Keratocystische odontogene tumor

Keratocystische odontogene tumor (KZOT) (ICD-10: K09.0 - Developmental odontogene cysten) is geclassificeerd als een hoofd en nek tumor door de wereld Gezondheid Organisatie (WHO) sinds 2005. Daarvoor werd de term keratocyst gebruikt, maar deze deed geen recht aan de kenmerken van deze voorwaarde.

Histologisch (door fijn weefsel), KZOT, zoals ameloblastoom, behoort tot de odontogene epitheliale tumoren met odontogene ectomesenchym met of zonder vorming van harde substantie. KZOT wordt het meest aangetroffen in de onderkaak (5-83%), bij voorkeur bij mannen. De meest voorkomende lokalisaties zijn het bot in het gebied van de achterste kiezen en de opgaande mandibulaire tak. Over het algemeen is KZOT de tweede meest voorkomende tumor van odontogene oorsprong ameloblastoom.

Geslacht distributie: Mannetjes worden vaker getroffen dan vrouwtjes (2: 1).

Frequentiepieken: leeftijdspieken liggen tussen de 10e en 40e en tussen de 50e en 70e jaar.

Symptomen - Klachten

Een keratocystische odontogene tumor groeit vaak onopgemerkt, en vaak wordt KZOT incidenteel vermoed tijdens routinematig radiografisch onderzoek bij de tandarts.

Meestal is er door het ontbreken van symptomen al een grote bevinding aanwezig op het moment van diagnose. Vaak is de KZOT zo groot dat het bot verzwakt is en dus risico loopt breuk.

Een KZOT wordt gekenmerkt door agressieve groei en hoge recidiefpercentages (recidief van de tumor).

Pathogenese (ziekteontwikkeling) - etiologie (oorzaken)

Het is een odontogene tumor die afkomstig is van de weefsels van oorsprong van tandvorming. Hoe de tumor zich precies ontwikkelt, is niet duidelijk. Aangenomen wordt dat het wordt gevormd uit de eerste beginselen (overblijfselen) van de tandkam. In de context van het zogenaamde Gorlin-Goltz-syndroom, multiple keratocystic odontogene tumoren optreden, evenals de vorming van basaliomen. Deze ziekte is echter een uitzondering; in de meeste gevallen keratocystisch odontogene tumoren optreden solitair.

Gevolgen ziekten

Zeer zelden treedt kwaadaardige degeneratie op, wat betekent dat KZOT zich kan ontwikkelen tot plaveiselcelcarcinoom.

Diagnostiek

De diagnose is vaak een incidentele bevinding tijdens een routinematig radiografisch onderzoek door de tandarts.
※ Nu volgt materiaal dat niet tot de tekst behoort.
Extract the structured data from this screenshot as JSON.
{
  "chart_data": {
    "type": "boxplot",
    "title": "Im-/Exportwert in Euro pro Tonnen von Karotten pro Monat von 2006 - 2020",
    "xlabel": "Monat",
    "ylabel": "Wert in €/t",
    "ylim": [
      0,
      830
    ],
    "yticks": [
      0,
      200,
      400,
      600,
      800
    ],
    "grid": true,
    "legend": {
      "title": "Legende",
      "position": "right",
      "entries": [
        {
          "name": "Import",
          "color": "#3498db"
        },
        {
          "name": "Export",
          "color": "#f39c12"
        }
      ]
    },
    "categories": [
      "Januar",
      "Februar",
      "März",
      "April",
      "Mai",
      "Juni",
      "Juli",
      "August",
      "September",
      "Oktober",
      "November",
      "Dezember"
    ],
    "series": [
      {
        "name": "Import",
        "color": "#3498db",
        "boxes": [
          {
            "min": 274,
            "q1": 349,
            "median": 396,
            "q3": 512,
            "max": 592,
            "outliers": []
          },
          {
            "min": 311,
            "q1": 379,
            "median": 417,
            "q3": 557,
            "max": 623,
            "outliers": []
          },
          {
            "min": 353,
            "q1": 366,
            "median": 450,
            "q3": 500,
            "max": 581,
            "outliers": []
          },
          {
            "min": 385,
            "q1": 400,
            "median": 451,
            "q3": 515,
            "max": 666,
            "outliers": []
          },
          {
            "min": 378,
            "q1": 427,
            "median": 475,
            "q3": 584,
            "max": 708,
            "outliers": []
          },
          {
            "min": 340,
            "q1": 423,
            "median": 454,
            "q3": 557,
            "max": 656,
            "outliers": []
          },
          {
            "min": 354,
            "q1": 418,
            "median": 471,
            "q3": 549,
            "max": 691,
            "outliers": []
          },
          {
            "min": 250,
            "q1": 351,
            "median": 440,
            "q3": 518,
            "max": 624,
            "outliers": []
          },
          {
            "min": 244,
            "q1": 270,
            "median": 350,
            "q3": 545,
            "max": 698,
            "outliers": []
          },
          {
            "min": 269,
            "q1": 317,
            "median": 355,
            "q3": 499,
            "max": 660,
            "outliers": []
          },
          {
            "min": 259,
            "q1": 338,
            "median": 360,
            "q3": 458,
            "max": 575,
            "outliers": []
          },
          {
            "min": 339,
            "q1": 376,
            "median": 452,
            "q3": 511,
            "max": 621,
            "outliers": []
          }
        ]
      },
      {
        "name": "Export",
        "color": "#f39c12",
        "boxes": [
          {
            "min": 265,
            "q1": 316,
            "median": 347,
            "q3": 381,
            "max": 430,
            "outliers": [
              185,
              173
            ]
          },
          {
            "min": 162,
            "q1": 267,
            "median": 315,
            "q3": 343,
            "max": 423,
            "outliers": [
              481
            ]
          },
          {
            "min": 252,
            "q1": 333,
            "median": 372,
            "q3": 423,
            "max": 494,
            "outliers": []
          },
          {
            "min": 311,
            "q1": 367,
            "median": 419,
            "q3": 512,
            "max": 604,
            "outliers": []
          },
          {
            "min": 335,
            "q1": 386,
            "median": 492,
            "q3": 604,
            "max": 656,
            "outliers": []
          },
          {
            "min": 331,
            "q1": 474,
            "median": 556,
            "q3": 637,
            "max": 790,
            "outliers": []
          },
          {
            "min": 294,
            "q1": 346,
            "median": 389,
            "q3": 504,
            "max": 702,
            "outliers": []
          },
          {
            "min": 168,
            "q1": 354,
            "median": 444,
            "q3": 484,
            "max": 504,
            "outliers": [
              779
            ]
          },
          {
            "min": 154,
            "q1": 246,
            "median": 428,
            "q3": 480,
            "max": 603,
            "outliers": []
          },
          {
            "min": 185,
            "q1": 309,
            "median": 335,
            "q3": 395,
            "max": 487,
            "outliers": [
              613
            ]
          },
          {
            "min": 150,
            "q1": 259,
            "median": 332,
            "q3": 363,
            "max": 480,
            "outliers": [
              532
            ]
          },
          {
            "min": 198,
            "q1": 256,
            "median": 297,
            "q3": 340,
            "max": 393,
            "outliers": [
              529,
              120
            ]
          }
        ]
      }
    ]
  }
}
Radiografische bevindingen laten geen differentiatie toe van ameloblastoom​ Een definitieve diagnose kan pas gesteld worden na histologisch onderzoek van de verwijderde tumor of een specimen.

Therapie

Therapie omvat volledige verwijdering van de KZOT. Wat de tumor zo moeilijk te verwijderen maakt, zijn de zogenaamde dochter- of satellietcysten. Kleine strengen cellen groeien van de KZOT in het omliggende bot en zet metastasen (kleine dochtertumoren). Deze zijn nauwelijks zichtbaar met het blote oog en worden ondanks zorgvuldige tumorverwijdering vaak niet volledig weggesneden. Als gevolg hiervan komen recidieven vaak voor.

Om ook microcysten te verwijderen, wordt de resulterende botholte vaak uitgefreesd. Het resulterende defect in het bot kan worden gevuld met botvervangend materiaal of autoloog bot. Soms is het defect zo groot dat de continuïteit van het bot moet worden onderbroken door de KZOT samen met het resterende dunne bot te verwijderen. Dit is de enige therapie dat veroorzaakt geen herhaling, zelfs niet na vele jaren.

De continuïteit van het bot wordt dan hersteld door middel van osteosysthesieplaten of door middel van bottransplantaat.

Follow-up na verwijdering van een KZOT moet in eerste instantie jaarlijkse radiografische onderzoeken omvatten. Het wordt aanbevolen deze minimaal vijf jaar uit te voeren. Herhalingen kunnen echter nog aanzienlijk later optreden.